The pape is interesting and the topic is important. The paper sounds good and in my opinion can be published without changes.
Author Response
Thank you for your review
Reviewer 2 Report
This work seems to be a technical report rather than a research paper. It lacks mechanism studies. On the other hand, this work is from the patents, US 10.336,858 (July 2, 2019) and US 10,472,462 (November 12, 2019). As a result, I don't recommend this paper to be published in Polymers.
Author Response
Thank you for your review.
In fact this work was performed in industrial laboratory. However, we believe it will be of interest for Polymers audience because it reports on many practical aspects.
Reviewer 3 Report
In this work, high molecular weight and polymeric brominated flame retardants was synthesized through electrophilic C-alkylation of different aromatic compounds including pentabromobenzyl bromide (PBBB) or tetrabromoxylylene dibromide (TBXDB), which were then added to modify different thermoplastic. This work was of some significance in consideration of the environment. Besides, the performance in terms of flame retardancy and mechanical properties of thermoplastic modified by DPE-PBBB, DPE-PBBB-TBXDB, PPE-PBBB, PS-PBBB, etc., were comparable or better than the reference commercial flame retardants. Therefore, considering that the synthesized flame retardants were useful for the practical application and the reported results were good, this work could be accepted under some revision.

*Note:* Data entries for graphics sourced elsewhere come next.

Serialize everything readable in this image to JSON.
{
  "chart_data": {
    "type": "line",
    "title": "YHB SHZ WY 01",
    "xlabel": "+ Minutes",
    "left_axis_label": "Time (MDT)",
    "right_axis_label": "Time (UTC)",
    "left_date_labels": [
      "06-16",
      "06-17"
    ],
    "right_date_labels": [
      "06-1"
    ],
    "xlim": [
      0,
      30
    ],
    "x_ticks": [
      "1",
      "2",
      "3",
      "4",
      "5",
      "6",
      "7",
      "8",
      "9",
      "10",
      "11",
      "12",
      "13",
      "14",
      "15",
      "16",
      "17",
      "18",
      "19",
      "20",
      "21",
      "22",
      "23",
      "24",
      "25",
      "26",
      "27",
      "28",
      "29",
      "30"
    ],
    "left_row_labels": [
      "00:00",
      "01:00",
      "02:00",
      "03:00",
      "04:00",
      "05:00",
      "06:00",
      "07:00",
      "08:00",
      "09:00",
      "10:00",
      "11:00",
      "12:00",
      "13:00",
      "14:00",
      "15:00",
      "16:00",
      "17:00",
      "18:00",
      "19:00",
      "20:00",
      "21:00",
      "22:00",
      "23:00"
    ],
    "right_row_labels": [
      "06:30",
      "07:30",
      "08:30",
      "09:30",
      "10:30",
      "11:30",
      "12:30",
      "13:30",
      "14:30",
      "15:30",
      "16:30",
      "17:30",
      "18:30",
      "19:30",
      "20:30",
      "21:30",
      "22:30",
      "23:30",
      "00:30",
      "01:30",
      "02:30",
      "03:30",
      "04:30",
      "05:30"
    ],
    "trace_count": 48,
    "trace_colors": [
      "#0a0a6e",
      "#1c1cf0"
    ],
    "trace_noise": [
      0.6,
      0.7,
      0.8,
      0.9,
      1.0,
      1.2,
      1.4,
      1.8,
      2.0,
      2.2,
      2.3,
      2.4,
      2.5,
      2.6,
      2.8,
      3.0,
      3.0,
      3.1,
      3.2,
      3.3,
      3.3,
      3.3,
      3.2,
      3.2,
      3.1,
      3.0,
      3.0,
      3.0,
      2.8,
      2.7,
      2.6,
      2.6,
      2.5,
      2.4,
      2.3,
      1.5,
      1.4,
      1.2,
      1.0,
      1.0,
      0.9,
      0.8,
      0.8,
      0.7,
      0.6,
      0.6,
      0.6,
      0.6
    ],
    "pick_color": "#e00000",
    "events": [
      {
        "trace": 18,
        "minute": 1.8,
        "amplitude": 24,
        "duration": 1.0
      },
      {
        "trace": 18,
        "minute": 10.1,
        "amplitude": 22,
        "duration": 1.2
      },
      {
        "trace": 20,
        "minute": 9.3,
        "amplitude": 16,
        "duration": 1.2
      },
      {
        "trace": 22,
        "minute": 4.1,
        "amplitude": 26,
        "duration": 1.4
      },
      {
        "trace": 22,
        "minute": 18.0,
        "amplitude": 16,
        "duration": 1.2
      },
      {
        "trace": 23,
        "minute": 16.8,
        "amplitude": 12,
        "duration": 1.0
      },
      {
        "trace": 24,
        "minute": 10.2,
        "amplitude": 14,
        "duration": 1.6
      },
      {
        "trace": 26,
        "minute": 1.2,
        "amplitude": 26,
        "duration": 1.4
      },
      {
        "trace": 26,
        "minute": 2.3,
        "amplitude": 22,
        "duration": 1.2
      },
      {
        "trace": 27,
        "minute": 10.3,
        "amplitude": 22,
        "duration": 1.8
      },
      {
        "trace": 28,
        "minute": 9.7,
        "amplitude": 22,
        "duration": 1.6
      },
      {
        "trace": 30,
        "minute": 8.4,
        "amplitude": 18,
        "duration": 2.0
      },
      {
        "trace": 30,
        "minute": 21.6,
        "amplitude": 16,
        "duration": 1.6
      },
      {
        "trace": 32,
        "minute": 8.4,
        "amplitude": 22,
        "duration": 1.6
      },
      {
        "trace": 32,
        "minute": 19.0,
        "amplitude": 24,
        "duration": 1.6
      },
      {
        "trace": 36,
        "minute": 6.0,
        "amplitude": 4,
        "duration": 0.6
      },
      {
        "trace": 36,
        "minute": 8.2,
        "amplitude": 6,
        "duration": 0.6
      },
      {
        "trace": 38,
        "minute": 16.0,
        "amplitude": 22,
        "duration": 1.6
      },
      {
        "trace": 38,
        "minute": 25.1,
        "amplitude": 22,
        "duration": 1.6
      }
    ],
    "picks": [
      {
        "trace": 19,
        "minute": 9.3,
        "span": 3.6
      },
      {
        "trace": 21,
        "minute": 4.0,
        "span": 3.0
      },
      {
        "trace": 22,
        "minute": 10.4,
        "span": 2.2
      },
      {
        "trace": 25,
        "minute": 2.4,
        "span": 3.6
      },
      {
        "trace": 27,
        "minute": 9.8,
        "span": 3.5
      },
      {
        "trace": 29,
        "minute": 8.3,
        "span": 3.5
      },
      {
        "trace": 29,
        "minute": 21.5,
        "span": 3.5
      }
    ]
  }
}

Line 158, Page 5, the authors referred to “Solubility in organic solvents of P-PBBB was very poor which didn’t allow to perform NMR analysis.” Why not choosing solid-state NMR analysis? And there are no FTIR analyses of flame retardants. The authors did not introduce all the newly synthesized to modify thermoplastic, why? For example, in ABS plastic, only DPE-PBBB, DPE-PBBB-TBXDB and PPE-PBBB were used, while not for PS-PBBB, T-PBBB, and T-PBBB-TBXDB.Author Response
Thank you for your review and comments.
FTIR spectra and their discussion was added to the paper. Sorry, we don't have solid state NMR available in our institution. The work reported in this paper was a part of much larger project. Selection of the flame retardants for specific polymers was based on much larger body of experiments which we cannot report here.